Conclusion: despite his seemingly above board possession rate, Brookbank was no doubt floated by the quality of his team and the relative ease of his circumstances. He’s probably not a very good possession player.

This excellent look at the world of hockey analytics was written by Kent Wilson. For those with more questions about how to understand, find, or use advanced stats, feel free to contact Kent via email ([email protected]) or on twitter (@Kent_Wilson).

  • The Soup Fascist

    One stat that I have been tracking is the correlation that when one team scores more goals than their opponent over a sixty to sixty five minute span, an inordinate amount of times they win the game. Conversely, the team scoring fewer goals than their opponent tends to not emerge victorious.

    I have coined this the Soup Fascia Effect. I think it merits more of a look.

    The results are quite compelling.

  • Serious Gord

    Advanced stats are the future.

    Presently they are crude and there is a pitched battle as to which ones will become enduring metrics. Sort like the early days of computing when it was imagined that all science grads would have to know how to program in code like cobol and pascal.
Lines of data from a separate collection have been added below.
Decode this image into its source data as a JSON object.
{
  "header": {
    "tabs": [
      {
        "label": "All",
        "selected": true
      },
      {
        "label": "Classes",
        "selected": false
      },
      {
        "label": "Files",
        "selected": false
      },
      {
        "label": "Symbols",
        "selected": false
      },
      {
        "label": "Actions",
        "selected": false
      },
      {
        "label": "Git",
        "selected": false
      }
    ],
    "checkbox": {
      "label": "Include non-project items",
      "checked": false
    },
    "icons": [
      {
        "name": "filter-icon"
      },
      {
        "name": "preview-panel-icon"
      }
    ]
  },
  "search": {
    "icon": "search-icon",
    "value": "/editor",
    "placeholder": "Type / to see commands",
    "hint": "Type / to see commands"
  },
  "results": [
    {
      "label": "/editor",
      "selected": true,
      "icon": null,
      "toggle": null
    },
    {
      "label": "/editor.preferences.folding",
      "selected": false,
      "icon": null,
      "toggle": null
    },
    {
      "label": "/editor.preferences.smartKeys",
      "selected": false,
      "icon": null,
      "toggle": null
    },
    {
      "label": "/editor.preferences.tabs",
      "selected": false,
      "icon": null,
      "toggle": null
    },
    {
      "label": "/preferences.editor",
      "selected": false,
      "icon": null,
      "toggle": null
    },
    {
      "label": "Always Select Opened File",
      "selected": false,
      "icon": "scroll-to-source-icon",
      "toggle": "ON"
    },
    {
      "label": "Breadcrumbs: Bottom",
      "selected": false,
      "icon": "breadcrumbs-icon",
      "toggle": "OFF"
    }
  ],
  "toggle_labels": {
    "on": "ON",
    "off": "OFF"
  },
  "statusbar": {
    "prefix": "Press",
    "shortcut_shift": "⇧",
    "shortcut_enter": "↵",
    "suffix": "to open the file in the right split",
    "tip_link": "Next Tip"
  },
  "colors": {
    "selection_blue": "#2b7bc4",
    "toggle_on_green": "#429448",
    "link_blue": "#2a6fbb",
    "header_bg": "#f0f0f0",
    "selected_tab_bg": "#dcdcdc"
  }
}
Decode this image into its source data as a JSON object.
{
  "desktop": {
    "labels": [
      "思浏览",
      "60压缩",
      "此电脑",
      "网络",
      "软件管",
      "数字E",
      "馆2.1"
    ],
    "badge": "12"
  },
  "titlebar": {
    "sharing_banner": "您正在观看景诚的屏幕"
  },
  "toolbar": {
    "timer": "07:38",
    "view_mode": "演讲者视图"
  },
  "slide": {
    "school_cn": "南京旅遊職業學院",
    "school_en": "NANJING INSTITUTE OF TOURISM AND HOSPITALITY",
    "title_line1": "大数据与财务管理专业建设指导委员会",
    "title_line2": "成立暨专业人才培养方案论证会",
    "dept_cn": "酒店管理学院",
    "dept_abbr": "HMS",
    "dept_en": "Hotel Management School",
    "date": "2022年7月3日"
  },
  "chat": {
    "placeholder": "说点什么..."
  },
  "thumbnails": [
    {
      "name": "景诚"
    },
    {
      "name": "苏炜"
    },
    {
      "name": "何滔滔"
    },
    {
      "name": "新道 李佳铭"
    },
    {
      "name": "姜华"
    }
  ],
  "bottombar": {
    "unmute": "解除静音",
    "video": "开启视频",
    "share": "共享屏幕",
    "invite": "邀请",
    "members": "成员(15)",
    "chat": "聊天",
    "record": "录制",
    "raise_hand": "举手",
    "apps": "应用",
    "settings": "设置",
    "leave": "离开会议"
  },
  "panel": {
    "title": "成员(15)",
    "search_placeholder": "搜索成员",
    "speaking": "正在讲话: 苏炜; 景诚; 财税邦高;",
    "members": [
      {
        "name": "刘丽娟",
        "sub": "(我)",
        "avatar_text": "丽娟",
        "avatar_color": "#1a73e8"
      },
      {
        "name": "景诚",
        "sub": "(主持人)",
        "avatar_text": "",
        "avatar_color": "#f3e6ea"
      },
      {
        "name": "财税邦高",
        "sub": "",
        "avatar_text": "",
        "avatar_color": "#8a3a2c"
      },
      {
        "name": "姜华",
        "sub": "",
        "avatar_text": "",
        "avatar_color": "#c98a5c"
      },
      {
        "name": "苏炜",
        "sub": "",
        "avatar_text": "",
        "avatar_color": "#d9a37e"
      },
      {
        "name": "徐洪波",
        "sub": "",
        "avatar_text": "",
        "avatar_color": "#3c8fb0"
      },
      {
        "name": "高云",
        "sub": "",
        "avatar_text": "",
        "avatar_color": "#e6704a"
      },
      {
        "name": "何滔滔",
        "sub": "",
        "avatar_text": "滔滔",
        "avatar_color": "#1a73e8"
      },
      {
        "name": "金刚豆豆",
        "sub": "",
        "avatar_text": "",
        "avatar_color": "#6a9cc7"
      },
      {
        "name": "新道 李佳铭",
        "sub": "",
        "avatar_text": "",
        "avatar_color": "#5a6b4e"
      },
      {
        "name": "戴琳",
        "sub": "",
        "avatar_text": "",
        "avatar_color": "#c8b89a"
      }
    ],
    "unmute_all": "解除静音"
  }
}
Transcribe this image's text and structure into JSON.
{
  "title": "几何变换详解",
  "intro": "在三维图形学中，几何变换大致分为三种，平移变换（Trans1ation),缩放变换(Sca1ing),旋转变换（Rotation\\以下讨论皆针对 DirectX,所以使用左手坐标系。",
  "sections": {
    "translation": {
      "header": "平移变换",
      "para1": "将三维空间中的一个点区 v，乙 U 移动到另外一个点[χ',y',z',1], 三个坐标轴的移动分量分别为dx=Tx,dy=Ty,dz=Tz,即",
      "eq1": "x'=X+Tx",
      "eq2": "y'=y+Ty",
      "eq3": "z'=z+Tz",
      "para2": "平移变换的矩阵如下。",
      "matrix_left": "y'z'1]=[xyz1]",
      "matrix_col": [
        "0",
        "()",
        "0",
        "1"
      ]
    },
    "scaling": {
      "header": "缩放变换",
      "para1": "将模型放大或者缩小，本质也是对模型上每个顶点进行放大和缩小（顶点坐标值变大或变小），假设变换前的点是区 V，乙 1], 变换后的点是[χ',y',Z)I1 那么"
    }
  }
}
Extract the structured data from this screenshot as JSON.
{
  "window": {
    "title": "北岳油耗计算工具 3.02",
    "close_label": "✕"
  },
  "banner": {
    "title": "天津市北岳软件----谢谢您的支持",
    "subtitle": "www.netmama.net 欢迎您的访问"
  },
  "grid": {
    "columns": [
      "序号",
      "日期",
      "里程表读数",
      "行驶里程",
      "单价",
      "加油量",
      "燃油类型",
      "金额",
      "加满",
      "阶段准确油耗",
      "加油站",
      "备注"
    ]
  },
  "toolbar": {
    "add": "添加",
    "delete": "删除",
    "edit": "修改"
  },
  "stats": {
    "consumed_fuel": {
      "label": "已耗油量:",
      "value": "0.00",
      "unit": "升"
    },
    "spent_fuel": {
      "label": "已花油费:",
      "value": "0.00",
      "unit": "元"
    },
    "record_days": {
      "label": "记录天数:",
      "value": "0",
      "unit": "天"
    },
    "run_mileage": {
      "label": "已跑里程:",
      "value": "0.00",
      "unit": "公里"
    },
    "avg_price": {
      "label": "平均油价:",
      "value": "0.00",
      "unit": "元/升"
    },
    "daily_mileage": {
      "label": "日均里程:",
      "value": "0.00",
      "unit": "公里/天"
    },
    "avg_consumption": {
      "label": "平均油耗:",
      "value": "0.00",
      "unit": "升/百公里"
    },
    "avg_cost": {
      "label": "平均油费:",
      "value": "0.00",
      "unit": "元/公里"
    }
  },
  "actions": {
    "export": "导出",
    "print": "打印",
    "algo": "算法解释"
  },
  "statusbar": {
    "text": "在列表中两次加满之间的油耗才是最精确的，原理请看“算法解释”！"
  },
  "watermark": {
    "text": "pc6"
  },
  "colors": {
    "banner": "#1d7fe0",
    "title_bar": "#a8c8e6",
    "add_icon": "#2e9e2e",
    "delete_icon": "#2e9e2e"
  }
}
    Right now they are confusing, overlapping and stultifying. Again, not unlike early computer languages.

    Thanks for the guide above, i will be bookmarking it for reference when needed, but like those early computer languages i will refrain from trying to learn them in depth and by rote and use my time and energy elsewhere for now and wait for the statistical dust to settle.

    • Craig1981

      Yeah, but the constructs
      (like loops, if statements etc.)of the early languages, are the same now as they were then and form the basis of all modern languages.

      The basics of advanced stats are being formed now and will form the basics forever, just like the constructs of early languages.